Gas separators, dispersers, and combined gas separator-disperser units are engineered to ensure the stable operation of Electrical Submersible Pumps (ESP) when pumping well fluids with high free gas content.
In the oilpatch, a Gas Separator is an indispensable tool for wells with high GOR (Gas-Oil Ratio). It is installed at the pump intake - either replacing the standard intake module or positioned right after it if the separator lacks its own intake screen. The separator uses centrifugal force to spin the gas out of the fluid, venting it into the casing annulus to prevent "gas lock" and ensure steady production.
Dispersers (also known as gas handlers) take a different approach. Instead of venting the gas, they grind and mix the gas bubbles into the fluid, creating a homogenous, fine-grained mixture (gas-liquid emulsion). This allows the pump to handle a GVF (Gas Volume Fraction) of up to 45%–55% without losing prime.
Key Application Breakdown:
- Gas Separator: Use when you need to physically remove free gas from the stream and vent it to the annulus.
- Disperser: Use for moderate gas levels or when high water-cut makes separation less efficient; it prepares the mixture for the pump stages.
- Combined Unit (GSD): The "heavy hitter" for extreme conditions, combining separation and homogenization in one.
- Operating Limits: Standard separators are typically effective up to certain flow rates. For example, if your well produces 3,000 BPD (Barrels Per Day), separation efficiency might drop as fluid velocity increases.
- Dimensions: Always check your clearance. If a separator is 10 feet (3.05 m) long, ensure the wellbore geometry and dogleg severity allow for safe deployment.
Inside the unit, a high-speed rotor spins the well fluid. Because gas is much lighter (less dense) than oil or water, the centrifugal force flings the heavier liquid to the outer walls, while the lighter gas bubbles are forced toward the center (the rotor shaft). From there, the gas is diverted and vented through ports into the casing annulus, while the "gas-free" liquid enters the first stage of the ESP.

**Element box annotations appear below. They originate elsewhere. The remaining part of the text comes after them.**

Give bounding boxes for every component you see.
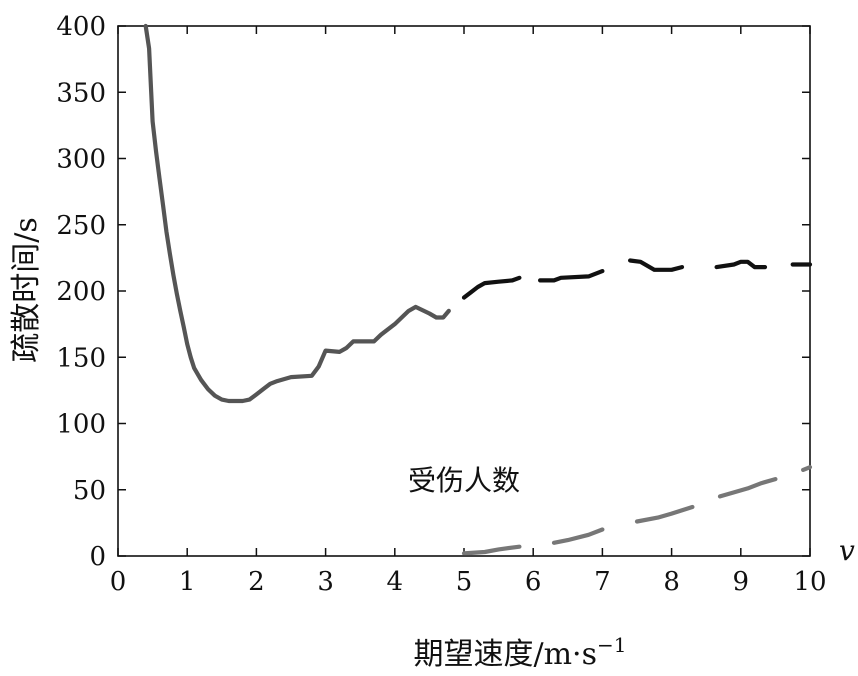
x-tick-label: 7 [594, 567, 611, 597]
x-tick-label: 1 [179, 567, 196, 597]
x-tick-label: 10 [793, 567, 826, 597]
y-tick-label: 400 [56, 12, 106, 42]
y-axis-title: 疏散时间/s [9, 217, 44, 363]
y-tick-label: 250 [56, 211, 106, 241]
series-0 [143, 23, 451, 404]
annotation-injured-count: 受伤人数 [408, 464, 520, 497]
series-2-segment-0 [461, 544, 522, 556]
y-tick-label: 350 [56, 78, 106, 108]
series-2-segment-3 [717, 477, 778, 499]
y-tick-label: 0 [89, 542, 106, 572]
series-2-segment-4 [801, 465, 813, 472]
x-tick-label: 5 [456, 567, 473, 597]
series-2 [461, 465, 813, 556]
x-tick-label: 0 [110, 567, 127, 597]
x-tick-label: 4 [387, 567, 404, 597]
x-axis-symbol: v [839, 534, 855, 567]
x-axis-title-text: 期望速度/m·s [414, 637, 598, 672]
x-tick-label: 9 [733, 567, 750, 597]
y-tick-label: 150 [56, 343, 106, 373]
y-tick-label: 50 [73, 476, 106, 506]
x-tick-label: 6 [525, 567, 542, 597]
y-tick-label: 300 [56, 145, 106, 175]
series-2-segment-1 [551, 527, 605, 545]
series-1 [461, 258, 813, 300]
y-tick-label: 200 [56, 277, 106, 307]
series-1-segment-0 [461, 275, 522, 300]
series-2-segment-2 [634, 504, 695, 524]
series-1-segment-3 [714, 259, 768, 270]
x-axis-title-exponent: −1 [597, 633, 626, 657]
series-1-segment-2 [628, 258, 685, 272]
series-0-segment-0 [143, 23, 451, 404]
x-tick-label: 8 [663, 567, 680, 597]
x-tick-label: 2 [248, 567, 265, 597]
x-axis-title: 期望速度/m·s−1 [414, 633, 627, 672]
y-tick-label: 100 [56, 410, 106, 440]
series-1-segment-1 [538, 269, 605, 283]
x-tick-label: 3 [317, 567, 334, 597]
series-layer [143, 23, 813, 556]
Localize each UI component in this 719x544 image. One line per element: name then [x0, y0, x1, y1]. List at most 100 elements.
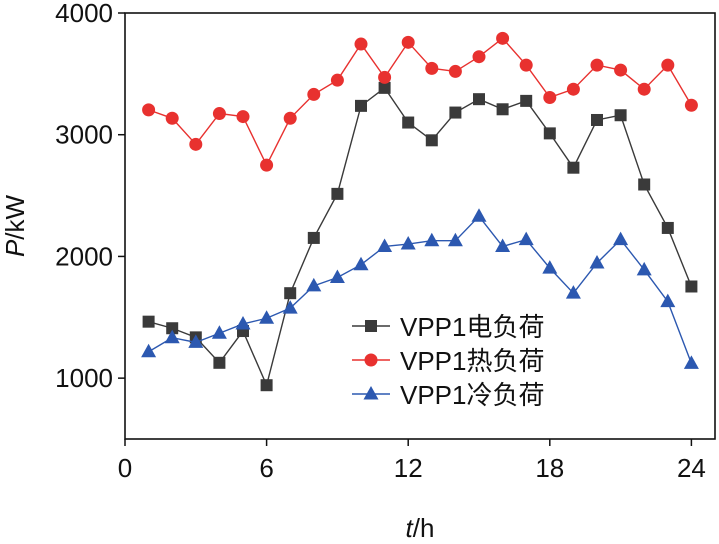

The disperser (also known as a gas handler) is designed to grind gas inclusions within the well fluid, creating a homogenous gas-liquid mixture before it enters the intake of the Electrical Submersible Pump.
As the gas-liquid stream passes through the disperser, the mixture becomes more uniform and the gas bubbles are finely broken down. This significantly improves ESP performance by reducing vibration and flow pulsation within the tubing string (production tubing), ensuring the pump operates at its rated efficiency (BEP - Best Efficiency Point).
Combined gas separator-disperser (GSD) units are installed at the pump intake in place of a standalone gas separator or disperser.
These units are specifically utilized in wells with exceptionally high GOR (Gas-Oil Ratio), where neither a separator nor a disperser alone can ensure stable operation of the Electrical Submersible Pump.
In the "oilpatch," we deploy these combined tools as a last line of defense. When you’re dealing with extreme gas interference that would typically cause a gas lock even with a standard handler, the GSD steps in to both vent the bulk gas to the casing annulus and homogenize the remaining bubbles before they hit the pump stages.
Application Conditions
Gas separators, dispersers, and combined gas separator-disperser (GSD) units are engineered to operate within the following well fluid parameters:
- Maximum Free Gas Volume Fraction (GVF) at the Intake (%):
- Gas Separators: 55%
- Dispersers: 30%–40%
- Combined GSD Units: 65%
- Fluid Temperature: 248°F (120°C) Note: High-temperature versions available up to 302°F (150°C) upon request.
- Hydrogen Ion Concentration (pH): 5.0–8.5
- Total Suspended Solids (TSS) Concentration: 1.0 g/L
- Solids Microhardness (Mohs Scale): max 7
- Maximum Hydrogen Sulfide (H2S) Concentration: 1.25 g/L
- Maximum Water Cut: 99%
- Maximum Fluid Density: 11.7 lb/gal (1400 kg/m³)
- Maximum Kinematic Viscosity: 1 cSt (1 mm²/s) (at which the unit maintains rated head and efficiency without derating).
In the design of these units, the radial bearing friction pairs are made of tungsten carbide (hard alloy). The thrust bearing (axial support) is constructed from high-grade ceramics. To enhance resistance against hydro-abrasive wear, the head/base components and housing protective sleeves are manufactured from corrosion-resistant stainless steel. The flow path components (stages) are cast from stainless steel and Ni-Resist type cast iron, providing superior corrosion and erosion resistance with a hardness rating of 190–240 HB.
A corrosion-and-wear-resistant version is available for all units to meet specific well conditions.